Since success of standard anticancer therapies appears to depend on recruiting contributing immune-mediated effects, a synergy between immunotherapy and standard cancer therapy needs to be pursued. On the other hand, some of the local and systemic effects of radiotherapy have been shown to enhance invasion and metastatic cancer progression [44]. Only clinical trials will provide support to the hypothesis that immune mechanisms underlie the effect of local control on systemic outcome.

Conclusion

Preclinical models of cancer generally fail to adequately represent the complexity of human tumor–host interactions. They have revealed, however, some of the potential mechanisms that connect the achievement of radiation-induced tumor control in the breast with an improved breast cancer-specific survival.
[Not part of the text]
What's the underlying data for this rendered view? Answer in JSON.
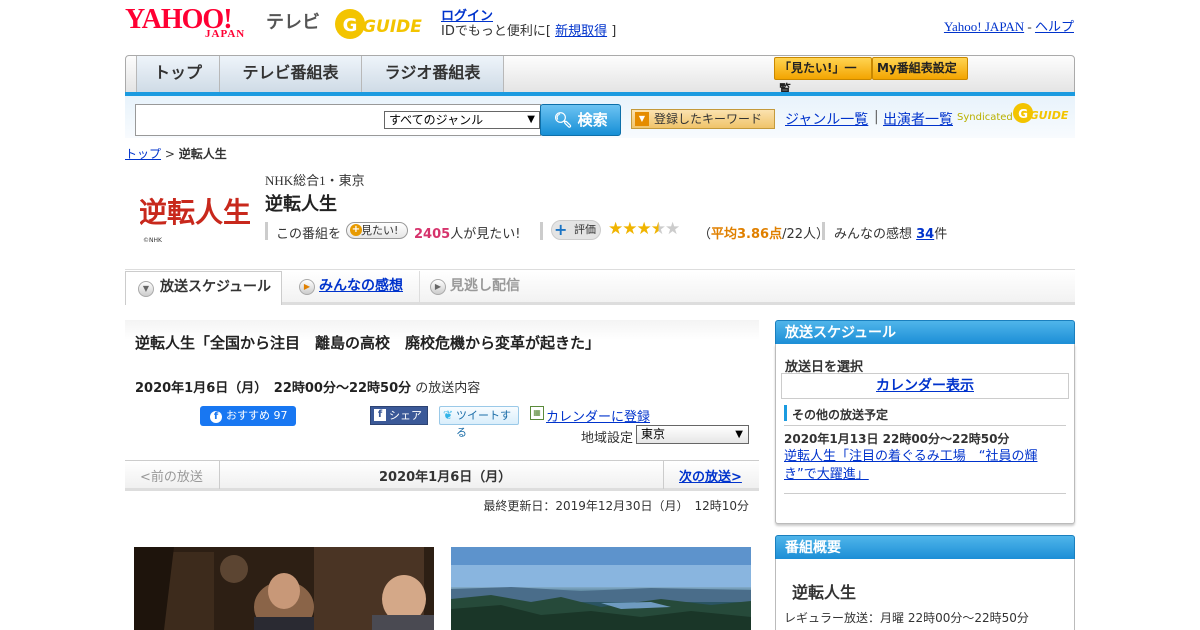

Preclinical evidence recapitulating the results of the many interactions between radiotherapy and the immune system has inspired ongoing clinical trials of radiotherapy and immunotherapy.

On the other hand, a better understanding of the mechanism of EMT and its implication in cancer metastasis offers an opportunity for expanding the preliminary preclinical data of ionizing radiation effects on residual cancer cells at the tumor cavity.

Figure 2 summarizes the potential effects of ionizing radiation on the surgical cavity, by interfering with EMT as well as with the immune microenvironment at the site of the original tumor.

Figure 2
figure 2

The surgical cavity and its microenvironment. (a) Process of epithelial to mesenchymal transition. (b) Digital radiograph of the lumpectomy cavity targeted by a radiation boost field, limited by a multileaf collimator. Increased density characterizes the persistent fluid at the surgical wound site. (c) Schematic representation of some of the effects radiation has on the immunological microenvironment of the tumor. DC, dendritic cell; ICAM, intracellular adhesion molecule; MHC, major histocompatibility complex; RT, radiation therapy.

In conclusion, the existing clinical epidemiological evidence of an association between local control and breast cancer-specific survival has refocused the research community to study the biologic mechanisms that underlie these findings. From a radiation oncology point of view this is an invaluable opportunity to elucidate novel mechanisms associated with the effects of ionizing radiation, including its unexpected favorable effects on the immune system, a central mediator of the balance between cell survival and death. It is conceivable that successful cooperation between breast cancer radiotherapy and the immune system could result in sustained dormancy, and might reflect on reduced cause-specific mortality.

The organism, after all, routinely refers to the immune system to handle danger signals, with signal transduction pathways that use the same receptors and ligands in response to virus, bacteria or ionizing radiation [37].